Esqueceu-se de que, antes de ser Doutor, deve ser pessoa e tratar os outros também como pessoas (não faças aos outros o que não gostavas que fizessem a ti). Esta é a minha opinião, que vale o que vale, claro.

O médico, é aquele indivíduo simples, humano, de fácil acesso, que tem sempre um minuto para ouvir o doente, que está disponível para ajudar os outros, que não se preocupa só com o relógio, que ama o que faz independentemente do dinheiro que possa ganhar com isso, que não sabe todos os livros de Medicina de cor mas sabe ouvir, interpretar e ajudar: e quando não descobre o problema, tem a humildade suficiente para pedir a colaboração de outro colega que possa saber mais que ele e que possa ajudar a encaminhar e resolver o problema do doente em causa. Esse sim, é o profissional da Medicina que eu quero “à minha beira”, é esse o verdadeiro MÉDICO.

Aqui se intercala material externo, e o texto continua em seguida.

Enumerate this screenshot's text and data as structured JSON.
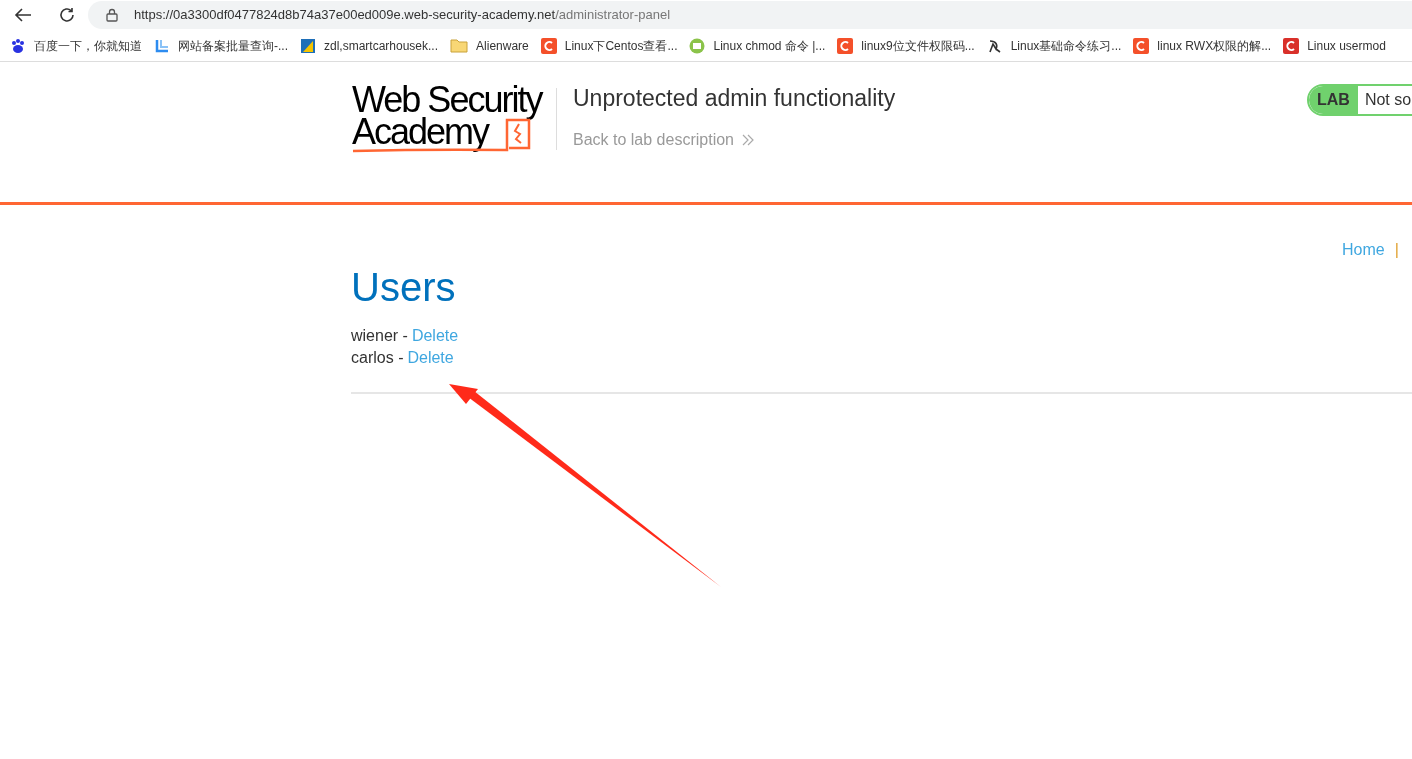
{
  "browser": {
    "url_host": "https://0a3300df0477824d8b74a37e00ed009e.web-security-academy.net",
    "url_path": "/administrator-panel"
  },
  "bookmarks": [
    {
      "kind": "paw",
      "label": "百度一下，你就知道"
    },
    {
      "kind": "corner",
      "label": "网站备案批量查询-..."
    },
    {
      "kind": "tile",
      "label": "zdl,smartcarhousek..."
    },
    {
      "kind": "folder",
      "label": "Alienware"
    },
    {
      "kind": "c",
      "label": "Linux下Centos查看...",
      "color": "#f4502a"
    },
    {
      "kind": "round",
      "label": "Linux chmod 命令 |..."
    },
    {
      "kind": "c",
      "label": "linux9位文件权限码...",
      "color": "#f4502a"
    },
    {
      "kind": "swirl",
      "label": "Linux基础命令练习..."
    },
    {
      "kind": "c",
      "label": "linux RWX权限的解...",
      "color": "#f4502a"
    },
    {
      "kind": "c",
      "label": "Linux usermod",
      "color": "#d9302a"
    }
  ],
  "header": {
    "logo_line1": "Web Security",
    "logo_line2": "Academy",
    "lab_title": "Unprotected admin functionality",
    "back_link": "Back to lab description",
    "lab_badge": "LAB",
    "lab_status": "Not so"
  },
  "nav": {
    "links": [
      "Home"
    ],
    "separator": "|"
  },
  "users_heading": "Users",
  "users": [
    {
      "name": "wiener",
      "separator": "-",
      "action": "Delete"
    },
    {
      "name": "carlos",
      "separator": "-",
      "action": "Delete"
    }
  ],
  "annotation": {
    "kind": "arrow"
  }
}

Digo sempre, que todos desempenhamos um trabalho para poder ganhar o dinheiro que nos permita ter uma vida melhor, e os profissionais da Medicina não são uma excepção. Todos temos família e filhos para criar, contas para pagar, impostos, os nossos “vícios” e “prazeres”. A palavra que para mim marca toda a diferença é o “SÓ” (?).

Sim, eu trabalho, mas não SÓ por dinheiro, faço-o porque, graças a Deus, gosto e amo o meu trabalho e, sobretudo, porque gosto de ajudar o meu próximo.

O meu pai, com 87 anos de idade, diz-me há muito tempo que o trabalho de um Médico nunca tem fim nem limite, porque o Médico tem que primeiro prevenir; depois curar; se não puder curar, deve aliviar/tratar; e se não puder prevenir, curar nem aliviar, deve … consolar!

Nunca se esqueçam que também respiram pelo nariz e fazem as suas necessidades pelos meus sítios que os outros … e algum dia também serão doentes!

Para finalizar, gostava que este artigo, escrito por um simples e humilde profissional da Medicina (que procura ser médico no seu dia a dia) nos ajudasse a reflectir naquilo que cada um é nas suas profissões e naquilo que realmente quer ser no seu trabalho.

“Filho, queres ser médico ou Doutor”?

Desejo-lhes um maravilhoso ano 2020 e que os Doutores que nos governam não nos compliquem demasiado a já de por si complicada vida do nosso dia a dia.

Um grande abraço!

Pablo Mendaña Alija.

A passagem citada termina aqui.